È l’elogio della giustizia riparativa, che sa ri-cucire, prendersi cura, scacciare l’odio e la vendetta, ritrovare la verità e rimettere a posto le cose. La condizione è che si sappiano “cambiare le lenti”, come insegnava Howard Zehr, e si capisca, una volta per tutte, che non vale proprio la pena accontentarsi di un diritto penale migliore ma occorre radbruchianamente uscire da una visione carcero centrica, reo centrica, andando alla disperata ricerca di “qualcosa di meglio del diritto penale”. Si salvano vite, di uomini e di interi popoli. Cosa sarebbe stata invero la Storia se Nelson Mandela, come il Conte di Montecristo, fosse stato irretito dai tarli di Robben Island, e non avesse ricostruito il nuovo Sudafrica intorno a una giustizia capace di curare le ferite? Se il mondo fosse una eterna Norimberga, una sequenza di tribunali speciali, un vortice senza fine di retribuzione, un anelito mortifero e impenitente alla legge del taglione? Cosa sarebbe stata per esempio la storia del Sudafrica se si fosse scelto di punire gli aguzzini dell’apartheid secondo una logica uguale e contraria o, all’opposto ma con le medesime conseguenze nefaste, si fosse ritenuto di dare un colpo di spugna irenista, rinunciando alla verità senza la quale non si può ritornare pienamente alla vita?

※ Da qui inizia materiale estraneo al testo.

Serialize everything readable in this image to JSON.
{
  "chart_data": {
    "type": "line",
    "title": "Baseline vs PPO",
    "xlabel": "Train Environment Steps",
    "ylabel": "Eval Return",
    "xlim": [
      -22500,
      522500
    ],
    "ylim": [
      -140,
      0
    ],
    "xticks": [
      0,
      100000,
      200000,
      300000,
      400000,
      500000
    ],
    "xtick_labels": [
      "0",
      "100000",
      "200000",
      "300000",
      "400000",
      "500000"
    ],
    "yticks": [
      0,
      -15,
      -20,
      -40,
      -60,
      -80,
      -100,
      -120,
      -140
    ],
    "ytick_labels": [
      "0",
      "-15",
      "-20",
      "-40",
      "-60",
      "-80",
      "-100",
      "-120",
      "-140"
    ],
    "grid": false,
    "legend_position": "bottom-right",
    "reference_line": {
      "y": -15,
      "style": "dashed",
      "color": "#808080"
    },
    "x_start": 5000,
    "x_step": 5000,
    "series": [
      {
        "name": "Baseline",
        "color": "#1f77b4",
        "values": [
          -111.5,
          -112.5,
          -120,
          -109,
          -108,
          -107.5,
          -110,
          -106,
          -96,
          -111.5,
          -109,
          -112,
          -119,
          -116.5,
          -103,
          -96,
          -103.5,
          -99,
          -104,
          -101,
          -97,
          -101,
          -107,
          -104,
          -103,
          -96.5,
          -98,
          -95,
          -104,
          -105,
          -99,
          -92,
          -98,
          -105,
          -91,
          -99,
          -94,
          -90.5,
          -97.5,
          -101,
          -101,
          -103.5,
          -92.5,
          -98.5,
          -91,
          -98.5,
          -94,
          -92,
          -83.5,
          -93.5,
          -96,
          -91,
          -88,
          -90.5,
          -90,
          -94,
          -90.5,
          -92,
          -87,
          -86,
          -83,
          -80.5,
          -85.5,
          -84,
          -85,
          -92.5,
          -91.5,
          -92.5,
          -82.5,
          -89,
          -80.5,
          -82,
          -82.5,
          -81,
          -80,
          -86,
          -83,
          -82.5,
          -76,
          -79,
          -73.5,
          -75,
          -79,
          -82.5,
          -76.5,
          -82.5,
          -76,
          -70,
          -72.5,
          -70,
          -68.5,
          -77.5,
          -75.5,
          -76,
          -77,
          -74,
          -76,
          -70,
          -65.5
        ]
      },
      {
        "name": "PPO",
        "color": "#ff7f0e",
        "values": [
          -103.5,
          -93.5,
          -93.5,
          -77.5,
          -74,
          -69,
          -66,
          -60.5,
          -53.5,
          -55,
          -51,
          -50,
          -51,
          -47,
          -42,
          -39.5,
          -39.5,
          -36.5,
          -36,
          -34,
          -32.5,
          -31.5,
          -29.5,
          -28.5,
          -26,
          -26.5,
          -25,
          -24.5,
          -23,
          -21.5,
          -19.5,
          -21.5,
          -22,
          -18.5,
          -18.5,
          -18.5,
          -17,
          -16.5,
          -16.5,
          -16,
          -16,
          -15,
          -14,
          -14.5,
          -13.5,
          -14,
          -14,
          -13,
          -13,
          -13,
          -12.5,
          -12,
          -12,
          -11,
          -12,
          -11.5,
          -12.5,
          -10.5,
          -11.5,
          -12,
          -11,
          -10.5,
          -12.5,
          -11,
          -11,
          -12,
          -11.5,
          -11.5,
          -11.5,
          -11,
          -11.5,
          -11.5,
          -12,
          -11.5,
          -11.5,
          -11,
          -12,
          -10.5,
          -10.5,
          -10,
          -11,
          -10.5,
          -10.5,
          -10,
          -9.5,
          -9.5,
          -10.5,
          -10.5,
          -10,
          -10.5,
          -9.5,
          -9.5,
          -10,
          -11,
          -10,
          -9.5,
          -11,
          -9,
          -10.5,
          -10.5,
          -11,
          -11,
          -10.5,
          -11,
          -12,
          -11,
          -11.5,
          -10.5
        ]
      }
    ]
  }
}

La giustizia riparativa è un percorso eracliteo, mai coatto, impregnato di fatica e di coraggio. Serve rinunciare alla dea bendata, a quella giustizia ieratica e impersonale incapace di ascoltare le vittime e di accompagnare i carnefici in un reale percorso di assunzione di responsabilità. È l’opposto della “Colonna infame” che finge di ascoltare l’altro, offrendo il sangue dell’autore del reato, trasformando infine quest’ultimo in un mero strumento di indagine, riducendo tutto alla colpa e al martirio. È capitato, per uno strano gioco del destino, che in quei luoghi della Sardegna, colorati di verde e marrone, a Tempio Pausania – ove De André seppe scacciare la vendetta barbaricina – si sappia declinare quotidianamente la giustizia riparativa. Tempio Pausania, come riconosciuto dalla ministra Cartabia a giugno, è un modello: la prima città riparativa d’Italia, una delle sei città riparative d’Europa.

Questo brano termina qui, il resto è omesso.